I’m sure that the very people who need to read this the most will be the very people who will not do so, but I feel the need to get this off my chest. I hate smoking and everything about it. I’m tired of soft-pedaling that attitude simply because it’s an addiction.
I’m quite sure I’d be just as addicted to nicotine as the next person, but here’s the difference: I chose never to start smoking. If you did not make that same choice, it’s on you. Own it. Yes, tobacco companies tend to target youth, who are more apt to make stupid choices, and heaven knows none of us are the same people we were at 14, but even so, you made that choice. Take responsibility. Stop making excuses.
And for God’s sake, stop throwing your saliva-soaked cigarette butts on the ground. It’s disgusting. I used to love to walk in the rain. It makes the world seem so fresh and clean. But the last time I did that, I had to wade through about a thousand soggy cigarette butts, and it left me dry heaving. I’d rather look at dog poop. Yeah, you’re addicted. But that doesn’t give you license to be a pig. And any smoker who tries to say they’ve never thrown a butt on the ground, not even once, is lying to themselves and everyone else. And as one of the unfortunates who has to clean up after your lazy ass, know that I’m cursing your name with every butt I have to pick up.
And then there’s the stench. You are so used to it that you probably don’t even smell it anymore, but trust me: you reek. Your house stinks. Your car is even worse. When you sweat, it oozes out of your pores. It clings to your hair and your clothes. (My mother died 26 years ago, and her raincoat, which I inherited, STILL stinks.) And if you leave ash trays around, that disgusting odor permeates the room. Many of us believe that you render yourself unkissable and undateable.
Growing up, the first sound I’d hear every morning was my mother’s smoker’s hack. Do you have any idea how terrifying that is for a child? It’s awful knowing that something is wrong with the person who is supposed to keep you safe. Sure enough, she died of cancer when I was 26.
And I suffered from chronic bronchitis because she chose to expose me to that secondhand smoke at a time when my little lungs were still developing. That’s one powerful addiction if you choose it over your child’s health. Shame on you. And don’t even get me started about women who smoke while pregnant. Would you inject rat poison into your own placenta? No? That’s what you are doing to your unborn child.
And if I hear one more smoker complain…actually have the nerve to complain about not being able to smoke anymore in restaurants or on planes or in other public places, I hereby reserve the right to slap the shit out of that person. Even heroin addicts have the sense not to gripe about these things.
The worst part about all of this is that you are an unbelievably selfish human being. You are killing yourself. You know it. Everyone knows it. You are committing suicide in the slowest possible way. And that hurts the people that you love. That leaves the people who depend upon you vulnerable. That in turn puts an unbelievable strain on the economy and the health care system.

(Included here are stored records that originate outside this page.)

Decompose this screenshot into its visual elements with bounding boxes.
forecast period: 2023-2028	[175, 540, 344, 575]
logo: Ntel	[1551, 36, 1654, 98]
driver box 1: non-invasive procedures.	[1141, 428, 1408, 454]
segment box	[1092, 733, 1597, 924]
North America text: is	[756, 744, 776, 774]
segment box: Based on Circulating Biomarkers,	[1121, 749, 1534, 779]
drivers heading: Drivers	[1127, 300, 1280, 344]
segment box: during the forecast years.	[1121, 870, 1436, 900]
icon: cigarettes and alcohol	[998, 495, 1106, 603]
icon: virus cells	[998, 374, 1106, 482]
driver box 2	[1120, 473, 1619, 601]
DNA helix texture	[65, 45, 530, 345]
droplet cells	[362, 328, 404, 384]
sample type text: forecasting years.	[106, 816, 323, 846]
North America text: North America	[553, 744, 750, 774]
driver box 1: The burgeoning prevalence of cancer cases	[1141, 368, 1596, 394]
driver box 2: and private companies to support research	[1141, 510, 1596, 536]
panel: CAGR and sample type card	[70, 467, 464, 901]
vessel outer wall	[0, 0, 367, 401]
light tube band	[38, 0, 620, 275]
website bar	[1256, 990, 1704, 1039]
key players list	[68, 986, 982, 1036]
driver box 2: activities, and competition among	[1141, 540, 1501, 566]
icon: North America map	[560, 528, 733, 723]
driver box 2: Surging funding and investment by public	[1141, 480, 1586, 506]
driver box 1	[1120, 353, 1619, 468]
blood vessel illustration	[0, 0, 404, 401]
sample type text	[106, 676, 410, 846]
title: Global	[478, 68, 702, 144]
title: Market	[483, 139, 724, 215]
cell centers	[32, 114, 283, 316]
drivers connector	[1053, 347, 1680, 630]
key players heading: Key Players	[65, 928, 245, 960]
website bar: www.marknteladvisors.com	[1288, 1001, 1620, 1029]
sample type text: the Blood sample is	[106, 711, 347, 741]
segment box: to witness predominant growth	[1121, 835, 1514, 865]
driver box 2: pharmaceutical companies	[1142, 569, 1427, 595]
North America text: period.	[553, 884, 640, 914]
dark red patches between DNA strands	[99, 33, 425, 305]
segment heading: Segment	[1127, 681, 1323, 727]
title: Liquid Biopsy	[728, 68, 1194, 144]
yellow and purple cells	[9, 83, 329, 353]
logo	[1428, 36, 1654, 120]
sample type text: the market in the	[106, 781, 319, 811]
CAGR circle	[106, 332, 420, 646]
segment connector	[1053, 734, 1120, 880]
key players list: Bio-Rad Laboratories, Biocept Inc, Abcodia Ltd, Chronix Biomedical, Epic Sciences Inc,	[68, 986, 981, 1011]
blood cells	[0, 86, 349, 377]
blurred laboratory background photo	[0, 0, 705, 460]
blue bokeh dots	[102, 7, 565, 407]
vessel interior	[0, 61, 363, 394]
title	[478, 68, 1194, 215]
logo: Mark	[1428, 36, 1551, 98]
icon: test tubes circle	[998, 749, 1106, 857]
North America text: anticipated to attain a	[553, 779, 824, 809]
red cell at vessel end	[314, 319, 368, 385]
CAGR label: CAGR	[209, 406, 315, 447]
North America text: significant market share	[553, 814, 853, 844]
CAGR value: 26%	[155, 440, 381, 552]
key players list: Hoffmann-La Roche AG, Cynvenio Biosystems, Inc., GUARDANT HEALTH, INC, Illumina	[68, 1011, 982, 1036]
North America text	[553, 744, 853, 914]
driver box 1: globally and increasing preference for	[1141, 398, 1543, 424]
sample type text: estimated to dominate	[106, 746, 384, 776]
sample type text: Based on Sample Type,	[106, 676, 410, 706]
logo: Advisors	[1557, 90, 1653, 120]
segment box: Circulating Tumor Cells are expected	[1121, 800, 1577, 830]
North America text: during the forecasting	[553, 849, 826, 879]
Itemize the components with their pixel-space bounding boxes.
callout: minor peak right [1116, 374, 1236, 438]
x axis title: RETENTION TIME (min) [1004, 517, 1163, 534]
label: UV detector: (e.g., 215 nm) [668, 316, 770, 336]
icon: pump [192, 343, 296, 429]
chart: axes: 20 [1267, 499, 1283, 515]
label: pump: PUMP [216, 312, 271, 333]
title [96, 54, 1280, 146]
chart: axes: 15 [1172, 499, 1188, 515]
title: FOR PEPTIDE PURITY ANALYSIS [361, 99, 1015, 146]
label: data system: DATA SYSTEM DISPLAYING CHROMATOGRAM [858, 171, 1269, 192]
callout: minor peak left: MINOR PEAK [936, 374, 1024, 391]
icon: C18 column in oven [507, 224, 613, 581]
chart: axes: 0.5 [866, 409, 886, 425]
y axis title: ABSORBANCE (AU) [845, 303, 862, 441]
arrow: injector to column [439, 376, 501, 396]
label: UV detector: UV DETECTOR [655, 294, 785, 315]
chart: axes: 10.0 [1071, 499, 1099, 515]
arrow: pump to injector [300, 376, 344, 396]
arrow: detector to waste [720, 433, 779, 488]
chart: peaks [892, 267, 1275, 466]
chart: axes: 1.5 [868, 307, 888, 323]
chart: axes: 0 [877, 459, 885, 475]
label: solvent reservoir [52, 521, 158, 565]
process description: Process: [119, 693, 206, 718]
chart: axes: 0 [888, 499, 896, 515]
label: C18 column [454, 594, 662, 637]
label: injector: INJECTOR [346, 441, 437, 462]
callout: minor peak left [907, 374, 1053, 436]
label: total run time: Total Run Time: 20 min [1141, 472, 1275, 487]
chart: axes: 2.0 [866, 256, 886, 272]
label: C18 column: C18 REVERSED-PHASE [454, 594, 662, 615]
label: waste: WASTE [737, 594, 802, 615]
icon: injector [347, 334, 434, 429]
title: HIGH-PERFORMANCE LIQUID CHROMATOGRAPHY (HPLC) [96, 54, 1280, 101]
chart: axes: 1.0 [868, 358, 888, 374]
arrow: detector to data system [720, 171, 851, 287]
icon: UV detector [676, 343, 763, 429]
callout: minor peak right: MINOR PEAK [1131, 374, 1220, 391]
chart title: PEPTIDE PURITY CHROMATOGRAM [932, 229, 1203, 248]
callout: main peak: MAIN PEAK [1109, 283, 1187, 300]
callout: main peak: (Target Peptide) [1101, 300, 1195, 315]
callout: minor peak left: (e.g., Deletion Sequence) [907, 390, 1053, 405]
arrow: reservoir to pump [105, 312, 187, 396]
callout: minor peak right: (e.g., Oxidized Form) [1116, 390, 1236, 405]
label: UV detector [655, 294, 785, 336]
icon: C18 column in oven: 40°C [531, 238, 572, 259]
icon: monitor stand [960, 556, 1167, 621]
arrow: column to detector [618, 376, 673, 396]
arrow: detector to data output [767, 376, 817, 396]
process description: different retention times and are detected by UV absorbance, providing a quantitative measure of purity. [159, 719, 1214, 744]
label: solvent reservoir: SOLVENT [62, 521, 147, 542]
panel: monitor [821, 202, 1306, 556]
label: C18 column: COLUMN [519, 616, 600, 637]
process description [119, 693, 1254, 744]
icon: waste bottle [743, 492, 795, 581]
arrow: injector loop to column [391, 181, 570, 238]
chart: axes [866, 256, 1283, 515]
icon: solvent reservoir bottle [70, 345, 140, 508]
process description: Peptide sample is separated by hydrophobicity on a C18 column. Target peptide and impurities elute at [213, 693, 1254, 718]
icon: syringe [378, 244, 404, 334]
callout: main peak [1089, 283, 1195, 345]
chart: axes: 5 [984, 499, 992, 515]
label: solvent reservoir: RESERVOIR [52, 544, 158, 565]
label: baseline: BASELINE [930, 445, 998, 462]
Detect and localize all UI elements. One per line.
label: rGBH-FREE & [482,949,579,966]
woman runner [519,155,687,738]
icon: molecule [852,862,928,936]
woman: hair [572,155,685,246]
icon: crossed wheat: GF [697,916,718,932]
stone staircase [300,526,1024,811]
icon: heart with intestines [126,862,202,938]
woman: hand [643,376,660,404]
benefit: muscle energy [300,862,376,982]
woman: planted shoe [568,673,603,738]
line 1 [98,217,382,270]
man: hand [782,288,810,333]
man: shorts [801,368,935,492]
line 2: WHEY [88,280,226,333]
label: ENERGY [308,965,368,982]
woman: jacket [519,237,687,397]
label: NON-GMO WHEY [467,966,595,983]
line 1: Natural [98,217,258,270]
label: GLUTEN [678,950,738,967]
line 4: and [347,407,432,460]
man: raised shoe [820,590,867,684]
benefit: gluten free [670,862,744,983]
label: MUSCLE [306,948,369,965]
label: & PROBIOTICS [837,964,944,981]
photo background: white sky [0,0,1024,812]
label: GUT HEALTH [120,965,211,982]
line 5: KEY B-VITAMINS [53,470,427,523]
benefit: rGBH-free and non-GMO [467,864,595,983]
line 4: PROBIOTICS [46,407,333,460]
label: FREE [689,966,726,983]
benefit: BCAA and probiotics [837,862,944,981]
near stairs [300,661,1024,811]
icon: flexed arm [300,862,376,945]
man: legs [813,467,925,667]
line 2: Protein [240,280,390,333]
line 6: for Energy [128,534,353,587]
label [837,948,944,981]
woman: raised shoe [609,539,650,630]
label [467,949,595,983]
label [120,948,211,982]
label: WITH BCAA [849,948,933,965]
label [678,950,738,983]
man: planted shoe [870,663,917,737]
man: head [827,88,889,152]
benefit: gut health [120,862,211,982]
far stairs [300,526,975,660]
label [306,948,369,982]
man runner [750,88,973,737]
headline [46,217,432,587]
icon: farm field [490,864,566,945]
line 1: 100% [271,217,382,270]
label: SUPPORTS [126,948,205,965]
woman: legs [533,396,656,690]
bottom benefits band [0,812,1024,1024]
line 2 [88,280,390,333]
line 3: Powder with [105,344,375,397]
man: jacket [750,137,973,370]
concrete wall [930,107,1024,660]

You are shitting all over the incredible gift of life that you have been given. And because of that, while I might like you or even love you, I have zero respect for you and your effed up life choice. Zero.
I just finished doing the least glamorous, most disgusting part of my job. I spent an hour getting cigarette butts off the sidewalks and bike lanes of my bridge. So many thoughts go through my head while I do this.
Smoking is a disgusting habit, compounded by the fact that these butt-throwers clearly have no civic pride or sense of personal responsibility. And if you’re health conscious enough to jog or bike, what the heck are you doing smoking in the first place? When it crosses my mind that I’m interacting with things that have been in the mouths of about a hundred total strangers, and surely some portion of them have a communicable disease, I start to dry heave.
When that happens, I have to force myself to put a positive spin on things, so as not to retch all over the sidewalk and then have to clean that up. So what am I learning by doing my least favorite part of the job? What is this bringing into my life?
It’s good exercise.
It shows me the type of person/pig that I don’t ever want to be.
It allows me to be out in the sunshine.
Inevitably one person walking by every time I do this takes the time to thank me.
It reminds me that the rest of my job is actually pretty freakin’ fantastic.
It gives me a stronger sense of who I am, who I want to be, what I’m capable of, what I like and don’t like and why.
It provides me with an idea for a blog entry.
It feels sooooo good when I’m done.
I suggest to you that your least favorite things shouldn’t be avoided. Rather, examine them closely. Deal with them with perspective and an open mind for the lessons that they provide. Gifts can come from the most unexpected places. I’m grateful for every gift that comes my way.